Regarding the first part of the question, the remarks by the Chief Secretary for Administration (CS) at the meeting of the Wanchai District Council (DC) on November 15, 2005 were made in response to concerns expressed by some quarters of the community on the issues involved. Subsequently, the CS provided further elaboration on this matter at the meeting of the Central and Western DC on November 24. He intended to bring out two messages. Firstly, like other Hong Kong people, the middle class support universal suffrage as the ultimate aim of Hong Kong’s constitutional development. Secondly, the Legislative Council (LegCo) is composed of directly elected seats and functional constituency (FC) seats. The directly elected seats represent members of the public in different districts, while the FCs ensure that the voices of various functional groups are heard in the legislature. When the LegCo is to be returned by universal suffrage, the FCs will no longer exist in their current form. In the circumstances, the question as to how we could maintain balanced participation in a directly elected legislature and ensure compliance with the requirements in the Basic Law relating to public finance and low tax policy is worthy of thorough study and debate by the community. The middle class is one of the key forces in upholding social stability. If, after universal suffrage is implemented, the composition of the LegCo cannot continue to balance and meet the interests of various strata, the middle class may get worried and their burden increased. The CS is of the view that in considering how universal suffrage should be attained, this range of issues needs to be addressed.

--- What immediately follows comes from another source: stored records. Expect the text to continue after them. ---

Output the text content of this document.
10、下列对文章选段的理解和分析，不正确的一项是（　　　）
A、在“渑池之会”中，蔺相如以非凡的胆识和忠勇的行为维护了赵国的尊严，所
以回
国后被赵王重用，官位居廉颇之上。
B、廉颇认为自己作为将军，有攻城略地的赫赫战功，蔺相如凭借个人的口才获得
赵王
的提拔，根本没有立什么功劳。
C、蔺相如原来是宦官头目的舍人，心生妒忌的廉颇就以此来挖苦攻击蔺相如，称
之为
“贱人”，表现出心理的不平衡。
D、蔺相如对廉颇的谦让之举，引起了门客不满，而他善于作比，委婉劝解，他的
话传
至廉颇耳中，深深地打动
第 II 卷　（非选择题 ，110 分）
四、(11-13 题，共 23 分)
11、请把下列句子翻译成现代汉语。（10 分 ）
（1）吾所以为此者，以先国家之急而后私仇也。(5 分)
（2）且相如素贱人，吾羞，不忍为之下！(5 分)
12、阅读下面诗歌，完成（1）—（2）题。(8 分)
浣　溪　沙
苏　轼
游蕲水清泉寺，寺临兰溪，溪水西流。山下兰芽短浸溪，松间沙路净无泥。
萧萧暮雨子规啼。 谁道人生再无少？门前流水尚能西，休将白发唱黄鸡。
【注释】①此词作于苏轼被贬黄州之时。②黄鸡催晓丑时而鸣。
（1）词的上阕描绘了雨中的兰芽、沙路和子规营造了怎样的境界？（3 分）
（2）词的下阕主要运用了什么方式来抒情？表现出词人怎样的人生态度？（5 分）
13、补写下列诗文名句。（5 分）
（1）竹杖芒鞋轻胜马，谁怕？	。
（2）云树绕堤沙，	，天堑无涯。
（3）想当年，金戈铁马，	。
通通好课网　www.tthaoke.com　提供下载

Regarding the second part of the question, the remarks made by the CS and the march on December 4 are two distinct issues. His aim was to encourage the community to explore issues relating to universal suffrage from different perspectives. Implementing universal suffrage involves not merely electoral arrangements based on one-man-one-vote. A legislature returned by universal suffrage must continue to balance the interests of various parties and ensure that the concerns of the minority are taken care of, thereby upholding the prosperity and stability of Hong Kong.

The right of demonstration is protected by the Basic Law. The SAR Government will respect and listen to the views expressed by Hong Kong people on constitutional development through any legal means, including demonstration activities.

Regarding the third part of the question, the SAR Government has been following closely the views on constitutional development expressed by members of the public through various channels. We understand that while Hong Kong people have a clear desire for progress in the electoral arrangements for 2007 and 2008, they also hope to have a roadmap for future constitutional development. As for the electoral methods for 2007/2008, the SAR Government will strive to secure the support of the LegCo Members to ensure passage of the government proposals. Regarding the direction for future constitutional development, we have entrusted the Governance and Political Development Committee under the Commission on Strategic Development to study the issue of formulating a roadmap for attaining universal suffrage. Topics to be discussed include the issues raised by the CS at the DC meetings, that is, how to ensure the principles of "balanced participation" and "meeting the interests of the different sectors of society" can be preserved. The committee held its first meeting on November 29.